Ristori sempre puntuali e ben forniti, con acqua fresca distribuita sia nei bicchieri sia in bottigliette: al 35 (eravamo già dopo l’una, e anche se non c’era l’afa di Doha, i 30 gradi li stavamo sfiorando) bevo quattro bicchieri, due di acqua e due di idrosalini (“al saal ad Fraara”, molto gradito), poi da un’auto di passaggio un atleta ritirato mi offre una bottiglia intatta, e finirò anche quella, versandola pure sulla spugna, dato che negli spugnaggi ci sono solo bacinelle di acqua stagnante, alimentate ogni tanto da tanichette, e con tanta gente che ci ha messo le mani…

Opportuna la collocazione dei quattro rilevamenti Tds (10, 21, 30 e partenza-arrivo, che ci dà anche il tempo netto), a scongiurare tagli: giusto tra il 10 e il 21 sto con Franco da Pont Saint Martin, tra gli organizzatori della maratona di Val d’Aosta, e il discorso scivola su quel rilevamento che non scattò là (e alcuni furono ‘graziati’, altri no, come il buon Bubu Furlan che ci sta dietro di poco con Paola Noris, in fotocopia rispetto a Prato).

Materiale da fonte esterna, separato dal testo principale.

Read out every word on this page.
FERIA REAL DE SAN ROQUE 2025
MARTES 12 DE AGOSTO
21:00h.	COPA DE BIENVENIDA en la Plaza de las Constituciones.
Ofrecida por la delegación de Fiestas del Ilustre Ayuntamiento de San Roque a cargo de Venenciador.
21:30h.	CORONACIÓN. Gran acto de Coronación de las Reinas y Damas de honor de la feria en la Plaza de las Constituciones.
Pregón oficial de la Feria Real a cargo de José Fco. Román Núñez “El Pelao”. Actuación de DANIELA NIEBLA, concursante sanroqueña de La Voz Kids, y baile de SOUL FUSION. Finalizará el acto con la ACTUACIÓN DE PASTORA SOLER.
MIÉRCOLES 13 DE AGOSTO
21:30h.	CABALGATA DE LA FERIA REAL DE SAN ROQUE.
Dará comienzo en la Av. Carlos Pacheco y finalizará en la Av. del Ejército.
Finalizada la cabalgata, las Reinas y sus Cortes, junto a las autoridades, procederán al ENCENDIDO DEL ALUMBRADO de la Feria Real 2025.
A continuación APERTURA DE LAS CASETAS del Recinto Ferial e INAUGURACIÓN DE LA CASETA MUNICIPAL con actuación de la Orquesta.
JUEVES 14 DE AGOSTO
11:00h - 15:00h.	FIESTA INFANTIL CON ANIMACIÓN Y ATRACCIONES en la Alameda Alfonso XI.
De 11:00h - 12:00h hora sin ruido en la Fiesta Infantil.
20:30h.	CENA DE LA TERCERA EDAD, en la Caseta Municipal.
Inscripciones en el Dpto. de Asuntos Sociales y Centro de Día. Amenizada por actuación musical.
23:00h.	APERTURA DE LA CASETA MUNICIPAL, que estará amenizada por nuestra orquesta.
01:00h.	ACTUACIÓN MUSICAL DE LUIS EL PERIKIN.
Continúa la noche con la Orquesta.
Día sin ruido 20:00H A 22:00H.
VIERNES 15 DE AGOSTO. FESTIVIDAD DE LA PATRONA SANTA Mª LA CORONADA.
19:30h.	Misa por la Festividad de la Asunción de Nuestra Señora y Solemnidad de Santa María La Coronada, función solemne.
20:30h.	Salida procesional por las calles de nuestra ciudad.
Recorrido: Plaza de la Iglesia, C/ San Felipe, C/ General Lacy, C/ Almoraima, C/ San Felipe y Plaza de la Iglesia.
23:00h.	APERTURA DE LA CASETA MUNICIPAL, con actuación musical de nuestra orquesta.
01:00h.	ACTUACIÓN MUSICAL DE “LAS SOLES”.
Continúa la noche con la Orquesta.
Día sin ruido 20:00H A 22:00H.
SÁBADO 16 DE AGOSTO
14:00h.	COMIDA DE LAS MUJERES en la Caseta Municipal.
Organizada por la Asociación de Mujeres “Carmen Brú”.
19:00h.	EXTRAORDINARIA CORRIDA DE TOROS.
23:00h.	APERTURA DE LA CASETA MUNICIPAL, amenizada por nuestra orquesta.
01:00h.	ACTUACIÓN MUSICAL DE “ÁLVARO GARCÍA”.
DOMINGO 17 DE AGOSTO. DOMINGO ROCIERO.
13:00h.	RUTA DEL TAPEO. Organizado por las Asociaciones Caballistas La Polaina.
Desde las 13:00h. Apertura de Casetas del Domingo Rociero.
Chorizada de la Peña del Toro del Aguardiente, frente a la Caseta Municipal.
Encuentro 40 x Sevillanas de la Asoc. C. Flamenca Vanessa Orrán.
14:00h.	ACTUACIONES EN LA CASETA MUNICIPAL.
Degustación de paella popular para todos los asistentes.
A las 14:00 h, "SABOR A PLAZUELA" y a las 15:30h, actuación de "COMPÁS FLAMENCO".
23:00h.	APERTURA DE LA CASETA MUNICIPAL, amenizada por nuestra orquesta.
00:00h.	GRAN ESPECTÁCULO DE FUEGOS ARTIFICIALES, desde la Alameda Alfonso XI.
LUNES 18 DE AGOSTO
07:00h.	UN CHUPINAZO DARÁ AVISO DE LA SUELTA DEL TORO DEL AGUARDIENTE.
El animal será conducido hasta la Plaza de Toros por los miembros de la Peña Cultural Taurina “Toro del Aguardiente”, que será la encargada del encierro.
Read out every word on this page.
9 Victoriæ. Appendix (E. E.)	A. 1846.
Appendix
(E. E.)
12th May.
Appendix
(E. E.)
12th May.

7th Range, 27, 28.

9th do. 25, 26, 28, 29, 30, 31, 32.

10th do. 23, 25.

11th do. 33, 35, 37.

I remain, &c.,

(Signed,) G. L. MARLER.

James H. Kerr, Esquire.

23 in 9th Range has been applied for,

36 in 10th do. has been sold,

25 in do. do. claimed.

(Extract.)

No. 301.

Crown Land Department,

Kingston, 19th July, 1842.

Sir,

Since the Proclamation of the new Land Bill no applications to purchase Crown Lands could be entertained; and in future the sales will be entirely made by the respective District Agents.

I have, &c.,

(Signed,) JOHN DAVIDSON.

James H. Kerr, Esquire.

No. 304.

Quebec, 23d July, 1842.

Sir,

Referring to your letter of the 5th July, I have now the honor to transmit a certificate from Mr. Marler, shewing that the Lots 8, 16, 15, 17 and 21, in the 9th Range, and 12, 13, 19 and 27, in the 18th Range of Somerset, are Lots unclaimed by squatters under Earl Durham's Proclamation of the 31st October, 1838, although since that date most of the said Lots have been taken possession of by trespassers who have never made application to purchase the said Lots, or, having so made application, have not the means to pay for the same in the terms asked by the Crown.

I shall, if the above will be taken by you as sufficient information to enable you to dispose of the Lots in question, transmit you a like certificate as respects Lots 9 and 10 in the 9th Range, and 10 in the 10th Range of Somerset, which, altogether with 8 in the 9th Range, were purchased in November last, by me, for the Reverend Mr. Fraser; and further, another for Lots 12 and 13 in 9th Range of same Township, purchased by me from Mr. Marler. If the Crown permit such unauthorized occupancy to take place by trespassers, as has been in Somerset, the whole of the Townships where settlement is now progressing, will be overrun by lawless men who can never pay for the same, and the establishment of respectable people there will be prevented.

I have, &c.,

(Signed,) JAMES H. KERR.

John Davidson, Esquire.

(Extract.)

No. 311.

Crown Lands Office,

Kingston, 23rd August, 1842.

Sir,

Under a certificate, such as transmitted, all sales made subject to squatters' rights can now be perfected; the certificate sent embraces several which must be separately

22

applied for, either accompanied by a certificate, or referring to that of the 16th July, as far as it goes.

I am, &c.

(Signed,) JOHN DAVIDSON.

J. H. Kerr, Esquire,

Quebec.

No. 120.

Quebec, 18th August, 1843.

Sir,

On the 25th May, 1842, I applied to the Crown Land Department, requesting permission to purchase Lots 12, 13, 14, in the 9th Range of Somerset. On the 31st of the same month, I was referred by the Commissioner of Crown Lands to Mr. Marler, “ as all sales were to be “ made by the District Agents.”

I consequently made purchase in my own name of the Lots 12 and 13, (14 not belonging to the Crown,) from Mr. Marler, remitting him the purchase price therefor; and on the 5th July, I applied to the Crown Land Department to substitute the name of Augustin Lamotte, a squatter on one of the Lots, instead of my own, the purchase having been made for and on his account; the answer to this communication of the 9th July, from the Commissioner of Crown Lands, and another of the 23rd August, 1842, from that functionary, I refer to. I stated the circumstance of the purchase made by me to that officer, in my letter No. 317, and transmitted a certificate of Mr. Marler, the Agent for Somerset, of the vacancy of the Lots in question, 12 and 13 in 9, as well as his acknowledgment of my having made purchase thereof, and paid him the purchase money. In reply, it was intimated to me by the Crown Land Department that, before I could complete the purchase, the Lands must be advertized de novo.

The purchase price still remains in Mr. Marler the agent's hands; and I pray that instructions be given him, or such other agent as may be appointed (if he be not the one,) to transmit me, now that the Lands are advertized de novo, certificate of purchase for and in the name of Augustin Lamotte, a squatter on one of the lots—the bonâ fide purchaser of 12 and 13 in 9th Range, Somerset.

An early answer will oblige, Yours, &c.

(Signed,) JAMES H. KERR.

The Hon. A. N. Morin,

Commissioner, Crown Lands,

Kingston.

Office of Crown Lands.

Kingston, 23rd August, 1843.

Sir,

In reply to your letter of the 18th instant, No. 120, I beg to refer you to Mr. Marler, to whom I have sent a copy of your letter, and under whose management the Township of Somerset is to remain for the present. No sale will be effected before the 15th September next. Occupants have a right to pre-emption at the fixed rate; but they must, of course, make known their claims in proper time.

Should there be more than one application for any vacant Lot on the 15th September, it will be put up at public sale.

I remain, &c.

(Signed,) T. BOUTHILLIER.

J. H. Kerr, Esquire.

Il castello ci appare all’ultimo istante (come il Duomo di Colonia all’arrivo di quella maratona); i nostri Gps hanno segnato il 42,2 già da quattro o cinque centinaia di metri, ma questo percorso è omologato Fidal,  come contestarlo? Utilissimo il ristoro finale, incluse al cioppi ed pan ad Frara (per il vino si può andare quasi di fronte, all’enoteca ariostesca-copernicana di Cucchiulino); un po’ meno belli i quasi 2 km da qui al recupero bagagli e poi alle docce (tiepide) presso la palestra del liceo Ariosto, e al pasta party che sta per chiudere, alle 15,30, quando arriva l’ingegner Liccardi con qualche altro finisher intorno alle 6 ore (e allora è giocoforza servire anche loro).

Ferrara è gloriosa parte nella storia della maratona italica; si vedrà l’anno prossimo se le novità del 2019, e la chiave consegnata come medaglia, terranno aperto il cuore al popolo delle lunghe.